Equilibre de l'ensemble du système
Le coaching s'inscrit dans le cadre de référence de l'approche
systémique et stratégique. Le coach veille donc à
la cohérence entre les intérêts du client/de la
cliente et de la société pour laquelle il/elle travaille.
Le coach
• Compétence par l'expérience et le vécu
personnel
Le coach s'autorise en conscience à exercer cette fonction à
partir de sa formation, de son expertise bâtie sur son expérience
opérationnelle dans le monde des affaires international et de
ses supervisions. Il a lui-même été coaché(e)
et continue à faire appel aux services de confrères quand
il en perçoit l’intérêt dans sa vie.
• Respect de la personne et confidentialité
Conscient de sa position, le coach s'interdit d'exercer tout abus d'influence
et s'engage à adapter son intervention dans le respect des étapes
de développement du client/de la cliente. Conscient que la relation
entre lui et le client/la cliente est primordiale pour la réussite
de l'accompagnement professionnel, le coach respecte le secret professionnel.

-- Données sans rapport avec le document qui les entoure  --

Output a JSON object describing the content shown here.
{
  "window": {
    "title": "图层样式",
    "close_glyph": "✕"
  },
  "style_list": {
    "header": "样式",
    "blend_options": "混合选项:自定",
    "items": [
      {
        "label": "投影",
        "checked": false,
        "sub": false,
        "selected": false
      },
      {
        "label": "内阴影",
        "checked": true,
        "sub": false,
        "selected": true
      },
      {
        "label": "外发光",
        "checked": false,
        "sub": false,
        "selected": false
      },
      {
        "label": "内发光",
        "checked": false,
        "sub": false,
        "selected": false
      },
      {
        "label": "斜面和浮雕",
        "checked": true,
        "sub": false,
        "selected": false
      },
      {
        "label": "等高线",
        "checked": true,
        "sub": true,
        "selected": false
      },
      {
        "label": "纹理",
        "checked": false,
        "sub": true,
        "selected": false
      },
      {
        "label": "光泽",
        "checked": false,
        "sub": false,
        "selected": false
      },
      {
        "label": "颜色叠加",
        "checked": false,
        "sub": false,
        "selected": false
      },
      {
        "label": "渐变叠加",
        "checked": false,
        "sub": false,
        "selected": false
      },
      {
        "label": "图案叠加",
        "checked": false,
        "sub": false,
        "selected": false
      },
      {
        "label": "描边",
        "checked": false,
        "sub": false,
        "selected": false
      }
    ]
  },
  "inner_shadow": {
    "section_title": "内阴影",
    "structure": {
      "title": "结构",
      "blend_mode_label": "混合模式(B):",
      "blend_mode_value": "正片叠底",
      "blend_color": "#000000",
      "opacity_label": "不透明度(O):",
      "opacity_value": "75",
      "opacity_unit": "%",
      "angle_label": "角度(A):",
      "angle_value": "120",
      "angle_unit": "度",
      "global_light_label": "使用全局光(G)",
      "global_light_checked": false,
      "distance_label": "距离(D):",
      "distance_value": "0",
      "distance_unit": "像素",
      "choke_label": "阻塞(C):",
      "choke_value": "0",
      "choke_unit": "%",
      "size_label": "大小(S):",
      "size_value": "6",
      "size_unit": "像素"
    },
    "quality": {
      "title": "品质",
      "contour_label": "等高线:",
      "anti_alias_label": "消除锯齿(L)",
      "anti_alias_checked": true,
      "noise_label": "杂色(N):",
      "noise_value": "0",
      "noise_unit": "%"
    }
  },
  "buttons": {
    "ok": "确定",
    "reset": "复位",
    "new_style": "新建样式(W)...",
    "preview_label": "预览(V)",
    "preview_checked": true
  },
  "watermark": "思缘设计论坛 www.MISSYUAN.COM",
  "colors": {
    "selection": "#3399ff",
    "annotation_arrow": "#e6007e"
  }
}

• Supervision et évolution professionnelle
L'exercice professionnel du coaching nécessite une supervision
régulière. Les coachs sont tenus d'y recourir à
chaque fois que la situation l'exige.
Ils s’inscrivent dans une dynamique continue d’évolution
professionnelle
• Refus de prise en charge
Le coach est libre de refuser une prise en charge de coaching pour des
raisons propres au demandeur ou à lui-même. Il indique
dans ce cas exceptionnel un de ses confrères. Si, au cours de
la relation de coaching, il constate que d’importantes divergences
ne lui permettent plus de fonctionner selon les termes du contrat, il
est dans l’obligation éthique d’y mettre fin en expliquant
clairement les raisons de sa décision. Dans la mesure du possible,
il veillera à proposer d’autres options à son client/sa
cliente.
La relation "coach / client(e)"
• Responsabilité des décisions
Le coaching s'inscrit dans une pédagogie de responsabilisation
du coaché. En conséquence, le coach soutient donc le client/la
cliente dans la recherche de ses compétences, solutions et réponses
par rapport à sa demande, ou plus généralement,
dans son développement professionnel et personnel. Il l'appuie
dans sa manière à prendre toute la responsabilité
de ses actes et décisions.
• Demande formulée
Toute demande de coaching, lorsqu'il y a prise en charge par une société,
répond à deux niveaux de demande : l'une formulée
par l'entreprise et l'autre par l'intéressé lui-même.
Le coach valide la demande du client/de la cliente et veille à
la cohérence des différentes demandes exprimées.
Le relation "coach / société
cliente"
• Protection des organisations
Le coach est attentif au métier, aux usages, à la culture,
au contexte et aux contraintes de la société pour laquelle
il travaille. Il veille à agir avec un haut niveau d’intégrité
et de fiabilité pendant toute la durée de la relation
de coaching. Il vérifie qu’il a compétence à
intervenir dans les domaines pour lesquels on le consulte ou sinon propose
d’autres orientations qui lui semblent plus adaptées.
• Restitution au donneur d'ordre
Le coach ne peut rendre compte de son action au donneur d'ordre que
dans les limites convenues avec le client/la cliente.